While some wonder how the chicken crosses the road, Raising Cane’s is figuring out just how chicken fingers can cross the pond. The nation’s fast-growing restaurant chain is set to open its first U.K. location next year.
Arriving in London’s West End in late 2026, Raising Cane’s flagship U.K. location will mark the privately held company’s first non-franchise international expansion and its first European foray, with an undisclosed number of U.K. locations to follow.
“Our vision is to grow restaurants all over the world and to be the brand that is known for craveable chicken-finger meals and be really, really good at it,” Raising Cane’s co-CEO and COO AJ Kumaran told Fast Company ahead of the announcement.
Beyond just chicken fingers and the restaurant’s fan-favored limited menu, Raising Cane’s is rapidly growing, with sales upward of $5.1 billion last year, marking world domination as an understandable next step.
While the company debuted franchised stores in the Middle East in 2015, the U.K. expansion marks its first fully company-operated international venture.
Coop d’état
This year, Raising Cane’s became the second-fastest growing restaurant chain in the United States, with plans to open nearly 100 new locations this year on top of last year’s record-breaking 118 new spots.
By the end of the year, the chain expects a total of 1,000 locations to be open, with Kumaran ambitiously looking for it to become a top 10 U.S. restaurant brand by the end of the decade.
In its Dallas office, the company is planning on quadrupling in size ahead of its move to a new support office in nearby Plano, Texas, next year.
“We like to beat our own milestones and do better than what we’ve done before,” Kumaran, who joined the company in 2014, says. “To grow restaurants all over the world has been our vision since day one of our existence.”
Chicken fingers come to London
While details on the store’s design are yet to be released, Cane’s flagship U.K. location will open at 21-22 Coventry St., between Piccadilly Circus and Leicester Square, in a mid-20th-century commercial building in the city’s storied theater district.
Like all other Cane’s locations, the restaurant’s inside decorations will feature local graphics that represent the location’s community.
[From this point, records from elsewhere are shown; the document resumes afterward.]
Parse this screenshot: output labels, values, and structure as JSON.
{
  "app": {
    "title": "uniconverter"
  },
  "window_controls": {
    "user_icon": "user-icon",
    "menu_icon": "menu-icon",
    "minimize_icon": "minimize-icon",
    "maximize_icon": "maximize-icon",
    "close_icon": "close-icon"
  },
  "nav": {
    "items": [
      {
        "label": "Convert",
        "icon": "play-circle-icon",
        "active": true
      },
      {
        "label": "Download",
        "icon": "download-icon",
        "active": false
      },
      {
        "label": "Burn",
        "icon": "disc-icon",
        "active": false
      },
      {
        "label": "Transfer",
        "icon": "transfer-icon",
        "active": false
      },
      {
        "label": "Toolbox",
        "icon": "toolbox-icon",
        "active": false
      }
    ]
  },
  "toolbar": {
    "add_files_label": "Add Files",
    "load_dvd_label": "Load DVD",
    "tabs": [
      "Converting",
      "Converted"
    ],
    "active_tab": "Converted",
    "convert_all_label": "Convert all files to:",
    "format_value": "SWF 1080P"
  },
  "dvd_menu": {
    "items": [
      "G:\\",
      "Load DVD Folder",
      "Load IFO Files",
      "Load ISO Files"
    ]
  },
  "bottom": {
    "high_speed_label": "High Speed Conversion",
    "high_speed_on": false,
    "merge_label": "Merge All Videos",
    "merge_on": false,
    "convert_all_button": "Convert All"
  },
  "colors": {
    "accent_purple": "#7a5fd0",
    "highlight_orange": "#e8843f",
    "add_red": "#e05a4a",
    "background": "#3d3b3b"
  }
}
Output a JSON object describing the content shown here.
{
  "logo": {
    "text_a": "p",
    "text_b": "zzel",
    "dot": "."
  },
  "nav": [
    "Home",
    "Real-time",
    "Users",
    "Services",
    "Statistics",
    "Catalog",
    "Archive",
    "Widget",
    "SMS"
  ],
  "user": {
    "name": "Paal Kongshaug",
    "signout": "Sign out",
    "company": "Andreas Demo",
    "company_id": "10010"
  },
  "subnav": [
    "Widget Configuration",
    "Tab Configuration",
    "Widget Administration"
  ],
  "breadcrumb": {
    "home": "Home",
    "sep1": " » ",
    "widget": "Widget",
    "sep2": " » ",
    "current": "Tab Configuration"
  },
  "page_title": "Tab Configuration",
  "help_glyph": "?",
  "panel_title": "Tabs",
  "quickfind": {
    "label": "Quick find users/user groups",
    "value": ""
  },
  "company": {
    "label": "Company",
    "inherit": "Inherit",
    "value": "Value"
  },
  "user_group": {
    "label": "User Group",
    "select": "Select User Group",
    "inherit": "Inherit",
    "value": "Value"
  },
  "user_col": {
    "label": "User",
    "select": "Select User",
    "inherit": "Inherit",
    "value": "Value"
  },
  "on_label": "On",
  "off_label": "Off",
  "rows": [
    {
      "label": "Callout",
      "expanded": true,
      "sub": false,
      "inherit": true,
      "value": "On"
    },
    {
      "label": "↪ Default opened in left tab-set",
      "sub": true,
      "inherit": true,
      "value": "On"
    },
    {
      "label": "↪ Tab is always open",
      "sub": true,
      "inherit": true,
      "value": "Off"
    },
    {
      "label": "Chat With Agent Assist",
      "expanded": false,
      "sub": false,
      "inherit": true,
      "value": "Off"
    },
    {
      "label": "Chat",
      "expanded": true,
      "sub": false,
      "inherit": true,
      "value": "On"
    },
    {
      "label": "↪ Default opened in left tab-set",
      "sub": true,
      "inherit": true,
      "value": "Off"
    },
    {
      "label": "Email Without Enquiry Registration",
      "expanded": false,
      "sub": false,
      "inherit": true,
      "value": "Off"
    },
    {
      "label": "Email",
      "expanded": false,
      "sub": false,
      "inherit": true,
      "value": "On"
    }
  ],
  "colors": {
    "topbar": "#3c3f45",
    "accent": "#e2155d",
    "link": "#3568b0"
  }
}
For instance, in U.S. stores, restaurants tend to feature local iconography, such as the team colors of the town’s high school.
For its Times Square location in New York City, the design team included homages to Elvis Presley, whose first movie premiered on-site. “We wanted to pay homage to that, and so we incorporated that into the design,” Kuraman explained. “Likewise, we are in the process of understanding what that looks like in London and specifically in these upcoming locations.”
The research process to make each store design unique begins with hiring local leaders to spearhead community authenticity, developing the restaurant’s “ethos.”
“We study every location that we go into,” Kuraman says. “We go to the utmost details about finding the history on what existed there, what the city is known for, what’s the relevance of the building that we’re walking into.”
As part of the expansion, the chicken-finger company is looking to set up a home base in London with its own local team. It’s also hiring for executive roles in the U.S. as part of its broader expansion plans.
Still, one thing is set to remain the same: the cult-favorite menu.
“We want to be chicken finger experts. It is our chicken fingers, our sauce, our freshly brewed tea that is custom-formulated for us, and a freshly squeezed lemonade that is made in our restaurants by our crew members multiple times a day. It’s in the fries and the toast and the coleslaw,” Kumaran added. “This is it. We’re not planning on changing anything.”